In the mundane, three-dimensional Pantacle, the core of the tetrahedron is occupied by the sphere representing a 25-25-25-25% mix of all four elements. This can be viewed as "Ylem", or the raw undifferentiated Chaos that all matter springs from.
Please note that this may or may not be the same as the Chaos of Chaos Magick, as there is no spiritual component.
A two-dimensional triangle is formed by three points equidistant from each other. To make a figure with four points equidistant, it is necessary to place the fourth point in the third dimension.
In the same way, to make a figure with five points equidistant, it is necessary to place the fifth point in the fourth dimension. The result is a "Hyper-Tetrahedron" (aka Simplex, 5-Cell, Pentatope, Pentachoron, or pentahedroid). You will find some discussion of it here
The Hyperspace Core of the Pantacle are those points within the fourth dimension. One can imagine it as occupying the interior of the Pantacle, but on a higher plane.
By analogy, one can treat each axis as per the edge of the Pantacle. For instance, the Water-Fire edge has two runes (Ing and Thorn) and one planet (Moon). So the Water-Spirit axis should also have two hyper-runes and one hyper-planet.
Some thought will show that there should be six additional "hyper-zodiac" signs (one between each hyper-planet). The matter is still under study, and readers are encouraged to experiment along these lines.
This is an example of an occult "periodic table" making predictions about as-yet undiscovered symbols.
The elements, runes, and planets all required an additional sphere (for Spirit, Blank Rune, and the Sun). As each system defined a geometric solid, the only obvious extra location was the center. Each solid uses the same center so each system shares the same sphere.
This also strongly implied that there were 13 signs of the zodiac. This has been noted before, with one researcher creating the constellation of Arachne the Spider, and another nominating Ophiuchus.
Yes, we are aware that the book about Arachne was a hoax. That is not directly important. The question is: will does it work for the adept attempting to use the attribution? If it does not, they are free to make their own attributions.
Arachne is attractive, as it is the constellation in the center of the zodiac the way a spider is in the center of a web. Arachne is also composed of twelve stars, so it is like a miniature zodiac acting like the driveing wheel of the larger zodiac.

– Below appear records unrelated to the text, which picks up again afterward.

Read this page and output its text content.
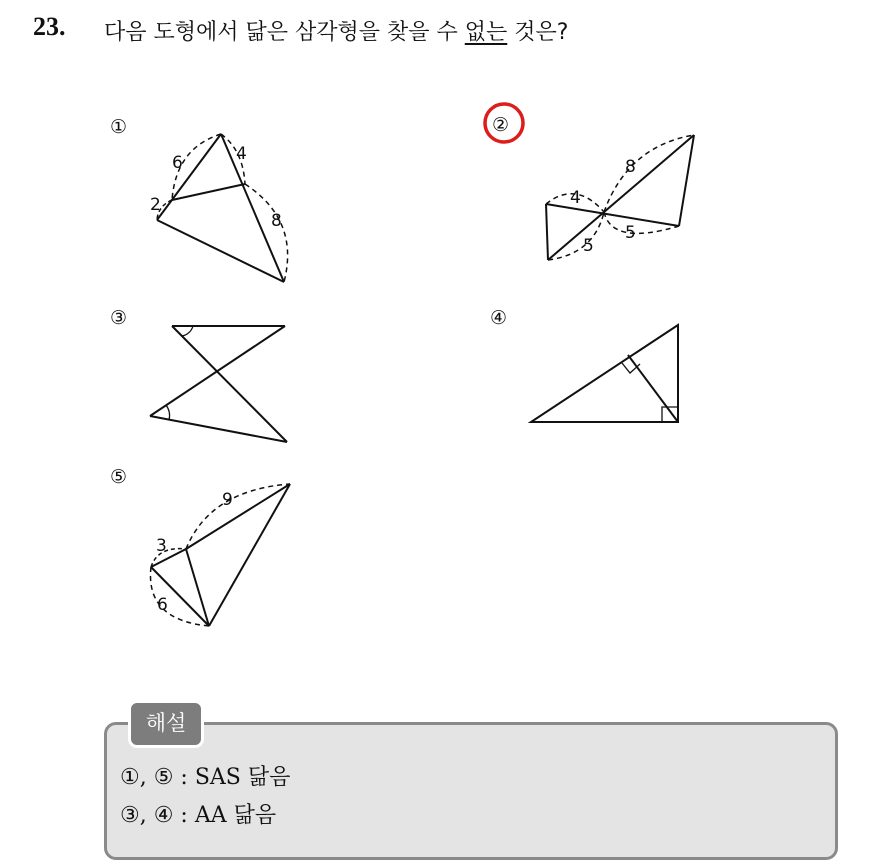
23. 다음 도형에서 닮은 삼각형을 찾을 수 없는 것은?
①	②
③	④
⑤
6	4
2
8
8
4
5
5
9
3
6
해설
①, ⑤ : SAS 닮음
③, ④ : AA 닮음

So the core has a quadruple attribution of Spirit, Blank Rune, Sun, and Arachne. Spirit because the sphere is 100% spirit by definition. Blank Rune because it is the only rune that makes sense. The Sun because of the central position the Sun occupies in the physical solar system. And Arachne because the spider is in the center of the web. The symbol of Arachne was derived by subtracting the symbol for the Sun from the symbol for Spirit. And spiders have eight legs, after all.
Followers of Donald Tyson may wish to interchange the Sun and Mercury. In his book NEW MILLENNIUM MAGIC, he makes a good case for all the planets being in logical pairs (Sun-Moon, Mars-Venus, Jupiter-Saturn). With the exception of Mercury, the most balanced of planets. So in Tyson's system, Mercury would occupy the center.
Neptune has watery connotations so it occupies the Water-Spirit axis. Planetary Earth was postulated because something was needed for the Earth-Spirit axis. The connotations of Uranus and Pluto are more nebulous. They are place more or less at random.